Ihre Augen öffneten sich wieder und schauten über den weißen Sand hin zum Meer und dem Horizont, der das dunkelblaue, glatte Wasser vom azurblauen, reinen Himmel trennte. Heute war ein Tag wie aus einem wunderschönen Traum. Keine Wolken weit und breit, kein Wind, nur Sonnenschein. Die Kälte des Winters wurde immer öfter von dem strahlenden Gold der Sonne durchbrochen und musste allmählich einer angenehmen Wärme Platz machen.
Heute war es schon so warm, dass sich Sina ohne Bedenken von ihrer Mütze und dem dicken Wintermantel hatte trennen können. Sie saß hier auf der gepunkteten Decke im Sand mit lediglich einer dünnen Stoffjacke, die ihren Oberkörper sanft umschloss.
Auf dem Weg durch die Straßen Warnemündes und über die Dünen bis hin zu ihrem angestammten Platz war der jungen Frau aufgefallen, dass Bäume, Büsche und Wiesen schon anfingen zu blühen. Vögel waren in den Ästen zu hören und frisches Grün schmückte die Zweige.
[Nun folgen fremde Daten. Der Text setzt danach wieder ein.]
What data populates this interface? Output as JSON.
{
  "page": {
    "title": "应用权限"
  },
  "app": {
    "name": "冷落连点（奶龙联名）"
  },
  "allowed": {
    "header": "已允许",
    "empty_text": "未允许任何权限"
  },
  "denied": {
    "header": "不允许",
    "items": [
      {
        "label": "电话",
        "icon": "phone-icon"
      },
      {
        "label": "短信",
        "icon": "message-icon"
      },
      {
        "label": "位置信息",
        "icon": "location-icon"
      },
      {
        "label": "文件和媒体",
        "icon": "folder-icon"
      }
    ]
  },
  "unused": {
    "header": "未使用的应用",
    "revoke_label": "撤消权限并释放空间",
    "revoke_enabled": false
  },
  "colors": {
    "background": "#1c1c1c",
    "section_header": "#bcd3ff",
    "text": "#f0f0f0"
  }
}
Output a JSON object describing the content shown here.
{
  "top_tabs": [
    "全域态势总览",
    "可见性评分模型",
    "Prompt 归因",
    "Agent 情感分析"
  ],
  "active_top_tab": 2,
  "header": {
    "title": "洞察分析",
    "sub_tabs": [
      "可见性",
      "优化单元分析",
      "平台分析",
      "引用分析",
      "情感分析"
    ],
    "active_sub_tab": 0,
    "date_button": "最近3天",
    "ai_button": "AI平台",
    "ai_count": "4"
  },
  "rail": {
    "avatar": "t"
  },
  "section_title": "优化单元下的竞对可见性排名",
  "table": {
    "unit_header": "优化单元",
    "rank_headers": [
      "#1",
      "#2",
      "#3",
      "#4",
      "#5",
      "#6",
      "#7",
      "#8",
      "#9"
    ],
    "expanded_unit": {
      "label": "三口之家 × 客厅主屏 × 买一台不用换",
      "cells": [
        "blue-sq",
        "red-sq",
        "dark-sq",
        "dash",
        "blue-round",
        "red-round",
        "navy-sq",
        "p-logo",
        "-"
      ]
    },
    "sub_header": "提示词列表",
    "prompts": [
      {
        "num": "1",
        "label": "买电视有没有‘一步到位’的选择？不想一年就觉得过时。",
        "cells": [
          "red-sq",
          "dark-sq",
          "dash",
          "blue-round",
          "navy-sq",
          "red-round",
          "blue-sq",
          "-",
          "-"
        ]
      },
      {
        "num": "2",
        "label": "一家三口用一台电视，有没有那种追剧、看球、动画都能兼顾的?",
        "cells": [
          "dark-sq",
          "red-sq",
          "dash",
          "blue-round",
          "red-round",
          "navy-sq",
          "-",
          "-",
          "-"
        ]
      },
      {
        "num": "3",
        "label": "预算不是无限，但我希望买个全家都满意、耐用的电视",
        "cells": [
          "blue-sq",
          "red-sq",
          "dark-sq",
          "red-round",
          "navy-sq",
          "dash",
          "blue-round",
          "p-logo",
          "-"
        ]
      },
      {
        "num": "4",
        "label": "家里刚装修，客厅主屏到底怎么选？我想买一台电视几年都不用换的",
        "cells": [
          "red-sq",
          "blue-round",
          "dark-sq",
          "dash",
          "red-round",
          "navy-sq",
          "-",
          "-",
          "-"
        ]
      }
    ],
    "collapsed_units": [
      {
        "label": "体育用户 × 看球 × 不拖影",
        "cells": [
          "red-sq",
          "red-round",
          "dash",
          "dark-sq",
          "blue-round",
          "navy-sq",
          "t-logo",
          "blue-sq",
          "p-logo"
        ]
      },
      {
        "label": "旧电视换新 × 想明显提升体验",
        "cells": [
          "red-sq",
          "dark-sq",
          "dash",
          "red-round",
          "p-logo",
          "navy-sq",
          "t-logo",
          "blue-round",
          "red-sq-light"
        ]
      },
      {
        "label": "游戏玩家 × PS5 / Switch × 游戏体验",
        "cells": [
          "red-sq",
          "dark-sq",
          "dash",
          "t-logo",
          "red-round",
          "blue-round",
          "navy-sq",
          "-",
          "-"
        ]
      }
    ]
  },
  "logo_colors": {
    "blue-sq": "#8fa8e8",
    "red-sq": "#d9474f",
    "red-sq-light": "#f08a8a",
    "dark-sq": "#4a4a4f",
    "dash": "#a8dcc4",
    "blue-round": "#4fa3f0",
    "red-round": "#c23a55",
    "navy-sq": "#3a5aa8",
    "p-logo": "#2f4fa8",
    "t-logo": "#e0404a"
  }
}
Sina schmunzelte in sich hinein. Es war in der Tat ein wunderschöner Tag.
Gemütlich senkte sie ihren Kopf hinab zu ihrer Tasche, um nach ihrem Buch zu kramen. Wie so oft, wenn Sina hier am Strand saß, wollte sie ein wenig lesen.Schläfrig gähnte Avriel. Gerade hatte er den letzten Bissen seines Croissants und den letzten Schluck aus der weißen Kaffeetasse genommen. Es war ein guter Start in den Tag, hier in der kleinen Bäckerei zu sitzen und ein Gebäck zu seinem schwarzen Kaffee zu genießen. Ab und zu hatte er sich umgedreht und durch das große Fenster hindurch die Menschen auf der Straße beobachtet. Je länger er dort gesessen hatte, desto lebhafter wurde es außerhalb der Bäckerei. Avi Kaplan war früh wach gewesen und hatte es genossen, auch einmal nicht in seinem Appartment frühstücken zu müssen.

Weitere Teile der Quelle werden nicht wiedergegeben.